And the idea of this class is that it will literally find media. So there are two operations, and then get. He uploaded that to YouTube. I actually had to do a little bit of a circuit to get that audio because Amazon copyright striked it, which is what makes me think it's real. That is ripped from another upload under the name Handsome Young Korean Male Hacks Amazon's Interview Process with AI Re-Uploaded.

I enjoy that. You know what the best thing is? I assume the interview process will change and adapt, and this will be a flash in the pan. But Roy's going to get a real job offer out of this. Roy might have a business out of this. He's trading $60 a month for this. Yeah, but it's going to go away, I would assume. Of course. The interview process will adapt, unless he wants to stay in. This is like game cheating, but for interviews, if you consider interviews a game.

But he saw a big problem, compartmentalized it, figured out a solution, solved it. This is the whiteboard test. Yeah, he gave his own whiteboard test. Yeah, exactly. Microsoft, you should hire this person. The aftermath of this was like,

It didn't have that quality to it. It wasn't like a round of applause, flowers for the young man. Yeah, I'm sure not. It's like, no, it was crushing.

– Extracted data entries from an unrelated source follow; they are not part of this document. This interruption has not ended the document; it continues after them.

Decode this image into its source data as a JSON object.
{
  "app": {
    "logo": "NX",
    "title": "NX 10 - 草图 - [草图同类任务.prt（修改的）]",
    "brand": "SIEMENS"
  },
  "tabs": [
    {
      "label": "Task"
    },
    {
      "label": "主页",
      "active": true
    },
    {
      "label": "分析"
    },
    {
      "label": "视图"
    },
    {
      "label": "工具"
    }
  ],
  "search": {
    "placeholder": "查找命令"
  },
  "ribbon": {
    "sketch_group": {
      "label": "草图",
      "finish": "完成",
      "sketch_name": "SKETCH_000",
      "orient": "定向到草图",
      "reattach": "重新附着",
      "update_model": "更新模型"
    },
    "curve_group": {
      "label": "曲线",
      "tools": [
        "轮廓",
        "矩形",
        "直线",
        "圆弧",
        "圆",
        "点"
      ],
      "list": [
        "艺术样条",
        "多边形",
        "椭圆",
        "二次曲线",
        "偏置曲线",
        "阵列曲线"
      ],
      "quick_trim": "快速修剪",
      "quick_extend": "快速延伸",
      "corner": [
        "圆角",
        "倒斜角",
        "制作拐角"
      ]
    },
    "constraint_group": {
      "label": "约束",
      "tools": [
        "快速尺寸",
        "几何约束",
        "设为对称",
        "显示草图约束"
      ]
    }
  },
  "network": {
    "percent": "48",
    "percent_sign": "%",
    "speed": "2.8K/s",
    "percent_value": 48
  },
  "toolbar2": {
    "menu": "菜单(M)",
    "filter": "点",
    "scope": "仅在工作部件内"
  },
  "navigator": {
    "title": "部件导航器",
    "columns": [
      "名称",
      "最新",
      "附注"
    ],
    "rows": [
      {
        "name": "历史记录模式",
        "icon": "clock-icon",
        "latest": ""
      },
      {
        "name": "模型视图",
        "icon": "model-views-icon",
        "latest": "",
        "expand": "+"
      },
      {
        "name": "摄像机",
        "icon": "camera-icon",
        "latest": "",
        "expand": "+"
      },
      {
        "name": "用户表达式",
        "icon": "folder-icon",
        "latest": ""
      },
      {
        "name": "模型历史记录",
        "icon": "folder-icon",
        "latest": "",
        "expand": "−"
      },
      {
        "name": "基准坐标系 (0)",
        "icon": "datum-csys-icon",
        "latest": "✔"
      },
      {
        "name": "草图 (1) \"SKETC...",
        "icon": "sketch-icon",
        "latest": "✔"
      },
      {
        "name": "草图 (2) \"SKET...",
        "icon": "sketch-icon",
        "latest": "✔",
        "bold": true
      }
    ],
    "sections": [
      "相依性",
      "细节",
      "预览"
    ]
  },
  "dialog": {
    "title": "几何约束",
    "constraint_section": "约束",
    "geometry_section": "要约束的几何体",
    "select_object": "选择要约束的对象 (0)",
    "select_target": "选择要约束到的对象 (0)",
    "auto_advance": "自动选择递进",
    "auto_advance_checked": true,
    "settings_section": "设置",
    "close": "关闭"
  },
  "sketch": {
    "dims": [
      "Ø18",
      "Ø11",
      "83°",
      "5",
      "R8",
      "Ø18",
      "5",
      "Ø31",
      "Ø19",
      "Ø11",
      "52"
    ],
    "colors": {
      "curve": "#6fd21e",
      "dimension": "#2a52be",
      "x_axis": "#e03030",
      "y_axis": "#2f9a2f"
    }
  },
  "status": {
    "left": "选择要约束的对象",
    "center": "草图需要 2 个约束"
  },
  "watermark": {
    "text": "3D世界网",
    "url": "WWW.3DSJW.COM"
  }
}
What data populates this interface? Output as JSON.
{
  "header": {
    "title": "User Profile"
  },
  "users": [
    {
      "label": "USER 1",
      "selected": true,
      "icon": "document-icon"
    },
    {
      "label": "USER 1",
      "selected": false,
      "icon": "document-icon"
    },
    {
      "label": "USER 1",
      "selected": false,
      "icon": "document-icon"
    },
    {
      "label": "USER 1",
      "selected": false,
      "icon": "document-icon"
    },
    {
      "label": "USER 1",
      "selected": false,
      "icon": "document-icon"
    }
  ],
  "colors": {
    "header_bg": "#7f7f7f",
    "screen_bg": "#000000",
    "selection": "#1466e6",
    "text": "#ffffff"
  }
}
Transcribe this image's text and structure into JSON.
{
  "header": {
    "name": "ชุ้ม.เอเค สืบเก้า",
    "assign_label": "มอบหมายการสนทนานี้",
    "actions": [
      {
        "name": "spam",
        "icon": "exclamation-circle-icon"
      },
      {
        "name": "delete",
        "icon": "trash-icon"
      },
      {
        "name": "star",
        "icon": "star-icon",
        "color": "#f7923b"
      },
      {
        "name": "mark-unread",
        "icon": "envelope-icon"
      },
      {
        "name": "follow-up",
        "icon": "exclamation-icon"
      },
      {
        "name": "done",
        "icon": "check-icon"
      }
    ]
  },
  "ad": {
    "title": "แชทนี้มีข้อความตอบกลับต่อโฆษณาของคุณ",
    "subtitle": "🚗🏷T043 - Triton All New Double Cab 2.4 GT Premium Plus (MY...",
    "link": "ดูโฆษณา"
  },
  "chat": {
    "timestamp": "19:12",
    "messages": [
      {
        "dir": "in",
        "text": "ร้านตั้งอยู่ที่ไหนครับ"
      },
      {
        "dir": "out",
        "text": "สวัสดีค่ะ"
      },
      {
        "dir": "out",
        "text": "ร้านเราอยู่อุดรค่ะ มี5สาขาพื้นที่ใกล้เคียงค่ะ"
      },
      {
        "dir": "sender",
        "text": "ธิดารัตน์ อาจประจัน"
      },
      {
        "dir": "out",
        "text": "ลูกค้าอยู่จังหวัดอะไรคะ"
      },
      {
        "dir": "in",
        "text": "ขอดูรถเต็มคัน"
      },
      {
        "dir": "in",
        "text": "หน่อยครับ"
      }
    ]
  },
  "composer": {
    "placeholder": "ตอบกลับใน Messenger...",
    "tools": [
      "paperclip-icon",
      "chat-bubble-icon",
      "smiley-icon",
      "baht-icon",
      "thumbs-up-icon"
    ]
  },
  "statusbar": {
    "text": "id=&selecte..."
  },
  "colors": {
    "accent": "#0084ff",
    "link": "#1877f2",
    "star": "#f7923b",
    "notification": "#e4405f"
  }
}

Amazon rescinds the offer. Columbia got a formal complaint from Amazon and had that disciplinary hearing. Roy dips.

He leaves Columbia. Handsome young Korean dips. Handsome young Korean male hacks and dips. He was scheduled for a disciplinary hearing on March 11th. I don't think he stuck around. I won't be on campus when Columbia wants to talk to me. And at the heart of this is this kind of question of like –

Is the system he was trying to game already obsolete by the time he tried to game it? You kind of alluded to this earlier. It was, quote, LLMs will make most human intelligence work obsolete in two years. Why should I care?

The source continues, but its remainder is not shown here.